Calden. Obwohl der Bau des umstrittenen Regionalflughafens in Kassel-Calden noch gar nicht begonnen hat, müssen die Projektplaner erste deutliche Kostensteigerungen einräumen. So soll allein die Verlegung der Bundesstraße 7, die wegen des Neubaus der Startbahn erforderlich wird, mit 5,55 Millionen Euro mehr als doppelt so viel kosten, wie noch 2004 geplant. Damals war das Projekt mit 2,85 Millionen Euro kalkuliert.
Diese Zahl habe die Planungsgesellschaft des Flughafens in einer Sitzung des Kreistages genannt, berichtet Steffi Weinert, Kreistagsmitglied der Grünen. "Wir kritisieren, dass SPD, CDU und FDP diese Kostenverdoppelung mit einem Schulterzucken hingenommen haben", so Weinert gegenüber der Neuen Westfälischen. Aufgrund der Steigerung bei der Einzelmaßnahme fordern die Grünen eine aktuelle Kostenberechnung für den gesamten Flughafenneubau. "Die Berechnung der Teilmaßnahme zeige, dass die Baukosten völlig aus dem Ruder laufen", erklärte die Politikerin.
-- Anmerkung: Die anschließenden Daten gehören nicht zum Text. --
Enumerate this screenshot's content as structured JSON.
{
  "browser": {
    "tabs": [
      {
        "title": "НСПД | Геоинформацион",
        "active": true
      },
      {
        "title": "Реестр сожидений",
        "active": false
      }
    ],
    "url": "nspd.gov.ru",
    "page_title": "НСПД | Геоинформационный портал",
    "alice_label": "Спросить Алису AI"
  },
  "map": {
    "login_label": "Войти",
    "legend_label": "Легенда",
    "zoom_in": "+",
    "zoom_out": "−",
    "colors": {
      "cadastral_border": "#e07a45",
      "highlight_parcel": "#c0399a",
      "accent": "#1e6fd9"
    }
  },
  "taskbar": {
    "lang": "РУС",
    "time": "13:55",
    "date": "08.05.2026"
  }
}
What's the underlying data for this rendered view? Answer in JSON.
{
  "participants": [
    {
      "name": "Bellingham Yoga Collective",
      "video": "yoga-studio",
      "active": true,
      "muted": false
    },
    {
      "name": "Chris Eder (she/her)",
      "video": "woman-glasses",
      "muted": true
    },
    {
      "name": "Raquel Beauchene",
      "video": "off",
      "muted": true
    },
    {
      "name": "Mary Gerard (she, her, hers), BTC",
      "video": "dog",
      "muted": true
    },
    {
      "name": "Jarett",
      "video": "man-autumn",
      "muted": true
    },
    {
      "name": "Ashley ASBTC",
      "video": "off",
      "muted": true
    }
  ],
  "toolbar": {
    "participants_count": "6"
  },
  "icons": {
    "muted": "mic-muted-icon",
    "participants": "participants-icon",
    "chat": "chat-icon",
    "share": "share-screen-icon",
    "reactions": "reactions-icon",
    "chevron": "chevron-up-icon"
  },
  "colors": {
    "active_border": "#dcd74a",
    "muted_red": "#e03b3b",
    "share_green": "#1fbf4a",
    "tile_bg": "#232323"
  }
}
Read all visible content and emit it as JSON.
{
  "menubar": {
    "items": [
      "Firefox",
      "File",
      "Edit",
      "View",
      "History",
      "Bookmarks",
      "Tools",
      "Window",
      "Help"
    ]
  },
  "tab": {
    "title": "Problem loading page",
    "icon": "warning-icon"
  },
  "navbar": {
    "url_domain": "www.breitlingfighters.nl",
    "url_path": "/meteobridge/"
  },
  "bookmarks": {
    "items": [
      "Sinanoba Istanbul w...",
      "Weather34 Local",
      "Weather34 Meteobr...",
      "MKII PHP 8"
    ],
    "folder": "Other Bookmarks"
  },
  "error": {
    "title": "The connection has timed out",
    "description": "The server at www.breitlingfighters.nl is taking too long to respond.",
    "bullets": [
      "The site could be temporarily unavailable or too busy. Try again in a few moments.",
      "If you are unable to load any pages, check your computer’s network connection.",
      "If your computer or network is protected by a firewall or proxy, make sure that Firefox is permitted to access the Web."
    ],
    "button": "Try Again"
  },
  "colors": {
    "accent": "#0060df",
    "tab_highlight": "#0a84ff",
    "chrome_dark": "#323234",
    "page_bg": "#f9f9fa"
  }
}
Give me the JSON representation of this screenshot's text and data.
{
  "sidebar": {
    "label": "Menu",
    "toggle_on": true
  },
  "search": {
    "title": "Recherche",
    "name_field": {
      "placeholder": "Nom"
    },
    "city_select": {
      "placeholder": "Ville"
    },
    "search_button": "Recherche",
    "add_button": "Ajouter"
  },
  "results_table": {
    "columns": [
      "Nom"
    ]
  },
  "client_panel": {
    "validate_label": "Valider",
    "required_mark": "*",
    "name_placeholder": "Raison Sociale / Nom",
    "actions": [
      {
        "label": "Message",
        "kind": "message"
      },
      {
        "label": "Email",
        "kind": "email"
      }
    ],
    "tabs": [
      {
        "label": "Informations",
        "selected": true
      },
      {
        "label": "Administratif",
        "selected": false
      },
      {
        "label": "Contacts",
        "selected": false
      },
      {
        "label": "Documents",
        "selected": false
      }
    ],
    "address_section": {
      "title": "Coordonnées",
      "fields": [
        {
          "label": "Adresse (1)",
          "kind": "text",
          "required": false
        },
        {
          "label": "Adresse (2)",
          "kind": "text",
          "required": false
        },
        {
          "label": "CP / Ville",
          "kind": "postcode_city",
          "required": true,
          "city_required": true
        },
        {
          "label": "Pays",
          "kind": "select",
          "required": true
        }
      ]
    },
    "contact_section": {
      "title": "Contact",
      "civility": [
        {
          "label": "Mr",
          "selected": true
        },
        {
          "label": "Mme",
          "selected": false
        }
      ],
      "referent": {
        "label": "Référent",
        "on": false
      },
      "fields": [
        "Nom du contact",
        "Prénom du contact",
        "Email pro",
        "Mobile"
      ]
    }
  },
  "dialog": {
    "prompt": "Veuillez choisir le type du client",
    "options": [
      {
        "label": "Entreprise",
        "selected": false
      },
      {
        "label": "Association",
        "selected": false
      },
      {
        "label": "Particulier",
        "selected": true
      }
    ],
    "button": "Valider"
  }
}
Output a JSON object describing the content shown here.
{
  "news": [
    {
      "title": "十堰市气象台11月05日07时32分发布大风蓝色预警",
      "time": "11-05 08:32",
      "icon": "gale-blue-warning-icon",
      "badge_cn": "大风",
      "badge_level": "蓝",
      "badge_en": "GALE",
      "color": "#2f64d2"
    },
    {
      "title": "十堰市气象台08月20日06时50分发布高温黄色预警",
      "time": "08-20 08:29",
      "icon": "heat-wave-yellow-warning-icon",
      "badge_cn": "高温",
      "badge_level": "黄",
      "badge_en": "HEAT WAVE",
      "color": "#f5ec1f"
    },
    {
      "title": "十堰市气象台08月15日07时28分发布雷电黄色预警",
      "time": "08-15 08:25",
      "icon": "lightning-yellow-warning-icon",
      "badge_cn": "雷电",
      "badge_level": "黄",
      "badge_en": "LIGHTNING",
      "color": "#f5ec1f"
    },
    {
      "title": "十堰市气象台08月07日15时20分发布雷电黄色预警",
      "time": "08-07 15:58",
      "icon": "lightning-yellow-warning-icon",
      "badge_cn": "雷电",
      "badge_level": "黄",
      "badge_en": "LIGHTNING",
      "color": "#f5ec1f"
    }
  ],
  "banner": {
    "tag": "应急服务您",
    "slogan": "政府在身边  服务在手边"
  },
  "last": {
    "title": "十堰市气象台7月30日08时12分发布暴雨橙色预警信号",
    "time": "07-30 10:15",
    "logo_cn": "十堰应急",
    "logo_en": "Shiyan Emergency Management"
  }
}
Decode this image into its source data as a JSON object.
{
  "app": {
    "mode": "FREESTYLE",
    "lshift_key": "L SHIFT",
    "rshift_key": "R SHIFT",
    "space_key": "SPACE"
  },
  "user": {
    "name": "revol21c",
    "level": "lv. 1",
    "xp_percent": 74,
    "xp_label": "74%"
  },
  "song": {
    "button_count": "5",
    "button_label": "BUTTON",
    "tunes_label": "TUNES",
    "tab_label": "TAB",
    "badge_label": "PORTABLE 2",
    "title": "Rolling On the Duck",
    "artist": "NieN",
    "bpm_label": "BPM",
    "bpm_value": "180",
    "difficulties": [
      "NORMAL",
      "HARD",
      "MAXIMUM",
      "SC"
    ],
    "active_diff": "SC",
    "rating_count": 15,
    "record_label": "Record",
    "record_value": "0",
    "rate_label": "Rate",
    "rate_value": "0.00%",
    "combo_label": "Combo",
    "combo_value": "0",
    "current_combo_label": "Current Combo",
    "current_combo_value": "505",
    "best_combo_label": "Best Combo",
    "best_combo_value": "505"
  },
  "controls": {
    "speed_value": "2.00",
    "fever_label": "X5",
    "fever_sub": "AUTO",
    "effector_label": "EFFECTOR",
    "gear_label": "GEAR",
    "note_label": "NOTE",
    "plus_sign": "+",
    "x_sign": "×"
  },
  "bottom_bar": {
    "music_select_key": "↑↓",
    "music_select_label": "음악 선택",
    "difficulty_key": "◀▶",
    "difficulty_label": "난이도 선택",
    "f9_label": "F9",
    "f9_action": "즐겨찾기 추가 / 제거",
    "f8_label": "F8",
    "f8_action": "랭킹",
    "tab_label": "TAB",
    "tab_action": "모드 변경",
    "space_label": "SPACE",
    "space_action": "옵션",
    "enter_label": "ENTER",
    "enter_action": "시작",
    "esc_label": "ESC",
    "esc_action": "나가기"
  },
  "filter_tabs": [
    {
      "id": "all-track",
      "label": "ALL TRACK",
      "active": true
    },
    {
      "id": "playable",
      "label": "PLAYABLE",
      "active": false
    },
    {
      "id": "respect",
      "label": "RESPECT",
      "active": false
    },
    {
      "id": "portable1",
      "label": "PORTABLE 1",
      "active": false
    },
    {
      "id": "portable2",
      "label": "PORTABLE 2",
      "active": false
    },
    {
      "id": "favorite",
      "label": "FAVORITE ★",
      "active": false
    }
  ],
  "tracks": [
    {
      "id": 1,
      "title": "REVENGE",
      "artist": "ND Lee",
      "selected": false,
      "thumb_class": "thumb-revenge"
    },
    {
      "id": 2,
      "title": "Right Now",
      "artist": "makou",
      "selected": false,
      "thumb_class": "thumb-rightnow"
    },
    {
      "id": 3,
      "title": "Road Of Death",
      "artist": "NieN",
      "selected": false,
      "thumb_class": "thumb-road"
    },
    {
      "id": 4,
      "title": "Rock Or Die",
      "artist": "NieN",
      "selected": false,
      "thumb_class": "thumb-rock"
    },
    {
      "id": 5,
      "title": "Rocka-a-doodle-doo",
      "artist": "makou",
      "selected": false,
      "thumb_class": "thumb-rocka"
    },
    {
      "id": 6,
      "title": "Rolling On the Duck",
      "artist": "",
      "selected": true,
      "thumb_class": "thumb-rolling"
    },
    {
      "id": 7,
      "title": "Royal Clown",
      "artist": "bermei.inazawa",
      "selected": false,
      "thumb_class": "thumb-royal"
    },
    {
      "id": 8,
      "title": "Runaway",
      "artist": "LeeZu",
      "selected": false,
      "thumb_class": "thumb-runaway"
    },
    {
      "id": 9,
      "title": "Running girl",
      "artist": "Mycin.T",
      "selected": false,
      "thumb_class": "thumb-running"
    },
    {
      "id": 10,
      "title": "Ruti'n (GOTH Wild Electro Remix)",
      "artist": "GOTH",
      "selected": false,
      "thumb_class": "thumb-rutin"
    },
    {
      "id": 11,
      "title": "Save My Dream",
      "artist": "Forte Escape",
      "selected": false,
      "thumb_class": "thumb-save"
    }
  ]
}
Jörg Ries, Sprecher der Flughafen GmbH, räumte bereits im Sommer gegenüber der NW ein, dass die Kostenschätzung mit einem Volumen von 151,5 Millionen Euro vom März 2004 datiere und nicht den tatsächlichen Kosten entsprächen. Sie bezögen sich zudem nur auf den 1. Bauabschnitt. 2004 seien die ursprünglichen Investitionskosten von 171,85 Millionen Euro "auf Grundlage einer Neubetrachtung der technischen Gewerke wie Flugbetriebsflächen, Hochbauten, Parkplätze, Betriebsstraßen" reduziert worden. Mit einer aktuellen Zahl sei frühestens im Sommer 2010 zu rechnen.
Anders als bisher geplant wird nicht die Flughafengesellschaft, sondern der Landkreis als Bauherr für die Verlegung der B 7 auftreten müssen, um Fördergelder aus dem Europäischen Fonds für Regionalentwicklung zu bekommen. "Wir werden prüfen lassen, ob das rechtens ist, gehen aber auch davon aus, dass die Flughafengesellschaft nicht förderfähig ist. Das Geld für den Straßenneubau soll der Landkreis gemäß einer
Kostenvereinbarung von der Flughafengesellschaft zurück bekommen. "Als Anteilseigner am Flughafen muss der Kreis dennoch einen Teil der Mehrkosten tragen müssen", so Weinert.